Sans limites : Jean-Jacques Goldman
Grenoble, le 22 juin 2002
Radio Kol Hachalom Propos recueillis par Eric Saya

Eric Saya : Bonjour Jean-Jacques.

Jean-Jacques Goldman : Bonjour.

Eric Saya : Tu es de retour à Grenoble pour deux concerts très attendus par le public. Le nouvel album "Chansons pour les pieds" annonce des soirées riches en rythmes différents. L'originalité de ce dernier opus réside notamment dans son orchestration. Tu avais la volonté pour cela d'utiliser de nouveaux instruments et de nouveaux sons ?

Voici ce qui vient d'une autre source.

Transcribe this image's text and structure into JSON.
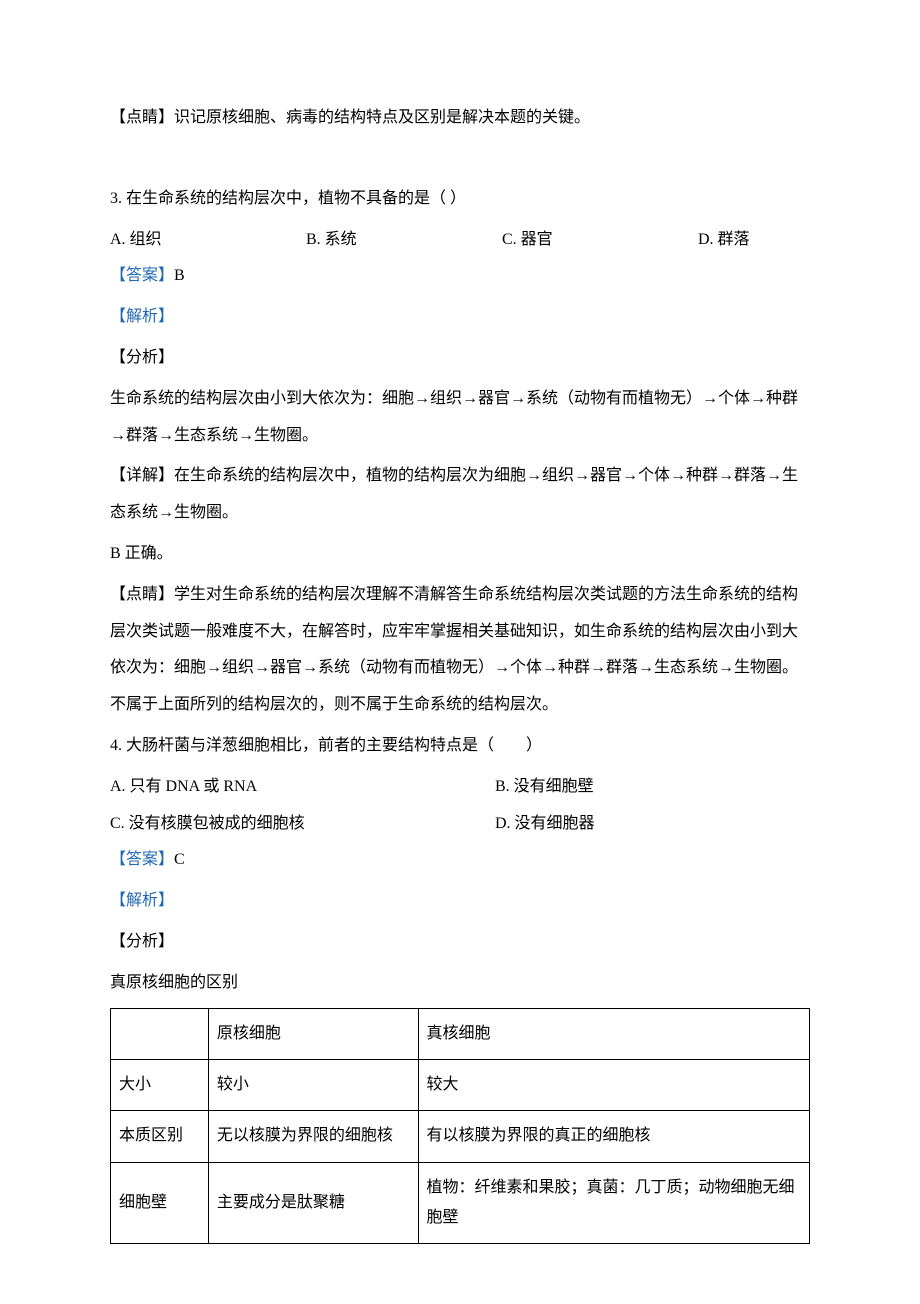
{
  "tip1": "【点睛】识记原核细胞、病毒的结构特点及区别是解决本题的关键。",
  "q3": {
    "stem": "3. 在生命系统的结构层次中，植物不具备的是（ ）",
    "optA": "A.  组织",
    "optB": "B.  系统",
    "optC": "C.  器官",
    "optD": "D.  群落",
    "answerLabel": "【答案】",
    "answerValue": "B",
    "explainLabel": "【解析】",
    "analysisLabel": "【分析】",
    "analysisText": "生命系统的结构层次由小到大依次为：细胞→组织→器官→系统（动物有而植物无）→个体→种群→群落→生态系统→生物圈。",
    "detailText": "【详解】在生命系统的结构层次中，植物的结构层次为细胞→组织→器官→个体→种群→群落→生态系统→生物圈。",
    "bcorrect": "B 正确。",
    "tip": "【点睛】学生对生命系统的结构层次理解不清解答生命系统结构层次类试题的方法生命系统的结构层次类试题一般难度不大，在解答时，应牢牢掌握相关基础知识，如生命系统的结构层次由小到大依次为：细胞→组织→器官→系统（动物有而植物无）→个体→种群→群落→生态系统→生物圈。不属于上面所列的结构层次的，则不属于生命系统的结构层次。"
  },
  "q4": {
    "stem": "4. 大肠杆菌与洋葱细胞相比，前者的主要结构特点是（　　）",
    "optA": "A.  只有 DNA 或 RNA",
    "optB": "B.  没有细胞壁",
    "optC": "C.  没有核膜包被成的细胞核",
    "optD": "D.  没有细胞器",
    "answerLabel": "【答案】",
    "answerValue": "C",
    "explainLabel": "【解析】",
    "analysisLabel": "【分析】",
    "tableTitle": "真原核细胞的区别",
    "table": {
      "headers": [
        "",
        "原核细胞",
        "真核细胞"
      ],
      "rows": [
        [
          "大小",
          "较小",
          "较大"
        ],
        [
          "本质区别",
          "无以核膜为界限的细胞核",
          "有以核膜为界限的真正的细胞核"
        ],
        [
          "细胞壁",
          "主要成分是肽聚糖",
          "植物：纤维素和果胶；真菌：几丁质；动物细胞无细胞壁"
        ]
      ]
    }
  }
}
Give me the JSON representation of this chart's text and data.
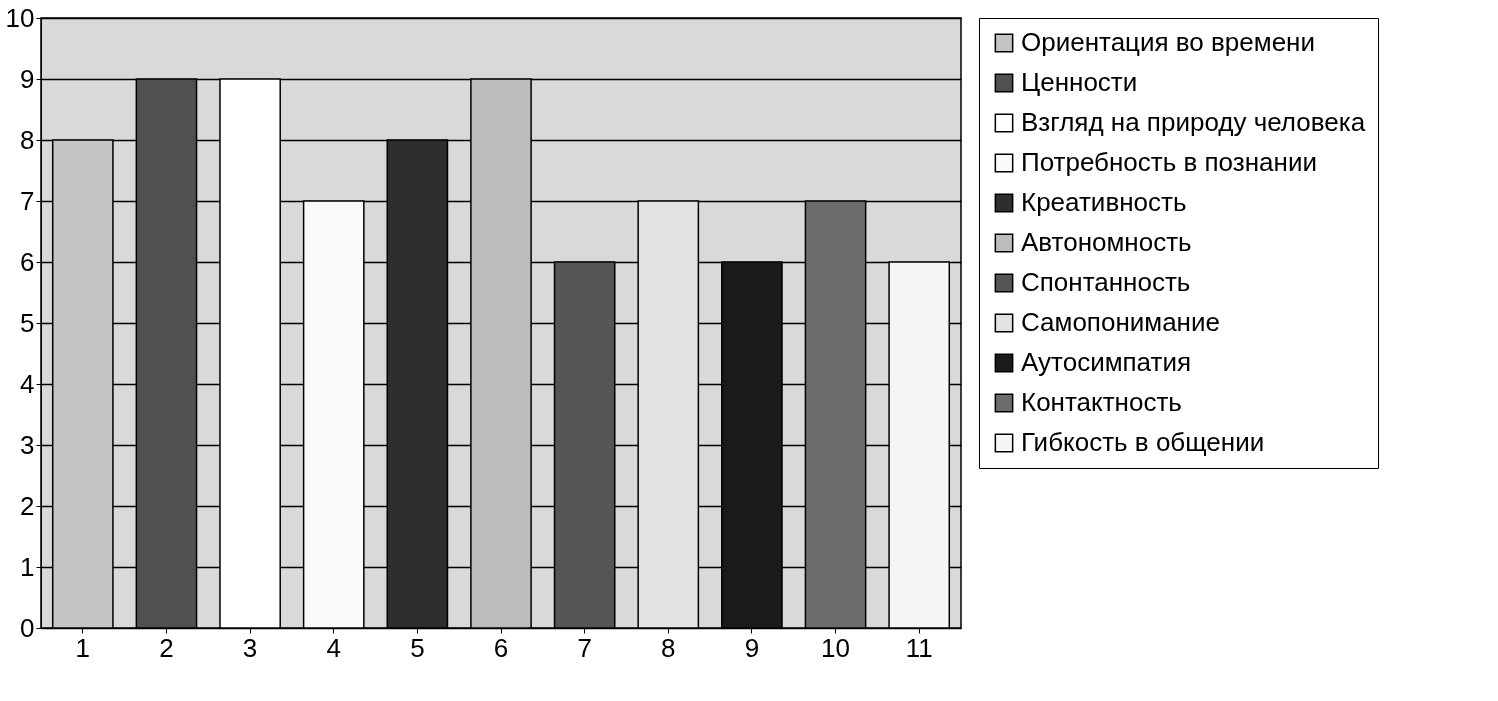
{
  "chart_data": {
    "type": "bar",
    "categories": [
      "1",
      "2",
      "3",
      "4",
      "5",
      "6",
      "7",
      "8",
      "9",
      "10",
      "11"
    ],
    "series": [
      {
        "name": "Ориентация во времени",
        "color": "#c4c4c4",
        "values": [
          8,
          null,
          null,
          null,
          null,
          null,
          null,
          null,
          null,
          null,
          null
        ]
      },
      {
        "name": "Ценности",
        "color": "#505050",
        "values": [
          null,
          9,
          null,
          null,
          null,
          null,
          null,
          null,
          null,
          null,
          null
        ]
      },
      {
        "name": "Взгляд на природу человека",
        "color": "#ffffff",
        "values": [
          null,
          null,
          9,
          null,
          null,
          null,
          null,
          null,
          null,
          null,
          null
        ]
      },
      {
        "name": "Потребность в познании",
        "color": "#fafafa",
        "values": [
          null,
          null,
          null,
          7,
          null,
          null,
          null,
          null,
          null,
          null,
          null
        ]
      },
      {
        "name": "Креативность",
        "color": "#2e2e2e",
        "values": [
          null,
          null,
          null,
          null,
          8,
          null,
          null,
          null,
          null,
          null,
          null
        ]
      },
      {
        "name": "Автономность",
        "color": "#bcbcbc",
        "values": [
          null,
          null,
          null,
          null,
          null,
          9,
          null,
          null,
          null,
          null,
          null
        ]
      },
      {
        "name": "Спонтанность",
        "color": "#555555",
        "values": [
          null,
          null,
          null,
          null,
          null,
          null,
          6,
          null,
          null,
          null,
          null
        ]
      },
      {
        "name": "Самопонимание",
        "color": "#e2e2e2",
        "values": [
          null,
          null,
          null,
          null,
          null,
          null,
          null,
          7,
          null,
          null,
          null
        ]
      },
      {
        "name": "Аутосимпатия",
        "color": "#1a1a1a",
        "values": [
          null,
          null,
          null,
          null,
          null,
          null,
          null,
          null,
          6,
          null,
          null
        ]
      },
      {
        "name": "Контактность",
        "color": "#6c6c6c",
        "values": [
          null,
          null,
          null,
          null,
          null,
          null,
          null,
          null,
          null,
          7,
          null
        ]
      },
      {
        "name": "Гибкость в общении",
        "color": "#f5f5f5",
        "values": [
          null,
          null,
          null,
          null,
          null,
          null,
          null,
          null,
          null,
          null,
          6
        ]
      }
    ],
    "ylim": [
      0,
      10
    ],
    "yticks": [
      0,
      1,
      2,
      3,
      4,
      5,
      6,
      7,
      8,
      9,
      10
    ],
    "grid": "y",
    "legend": "right"
  }
}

Jean-Jacques Goldman : D'abord, je n'avais pas de volonté du tout. J'avais juste la volonté d'écrire des chansons. Ensuite, quand les chansons sont arrivées, je me suis rendu compte que c'étaient des danses, de façon non préconçue. J'ai poussé l'idée jusqu'au bout et forcément quand on parle de danses, on parle de musiques folkloriques et forcément on parle d'instruments plus particuliers.

Eric Saya : A chaque chanson de l'album est associée une danse. Est-ce que tu es parti des chansons pour les attribuer à un style musical ou est-ce que c'était voulu d'écrire une chanson par type de danse ?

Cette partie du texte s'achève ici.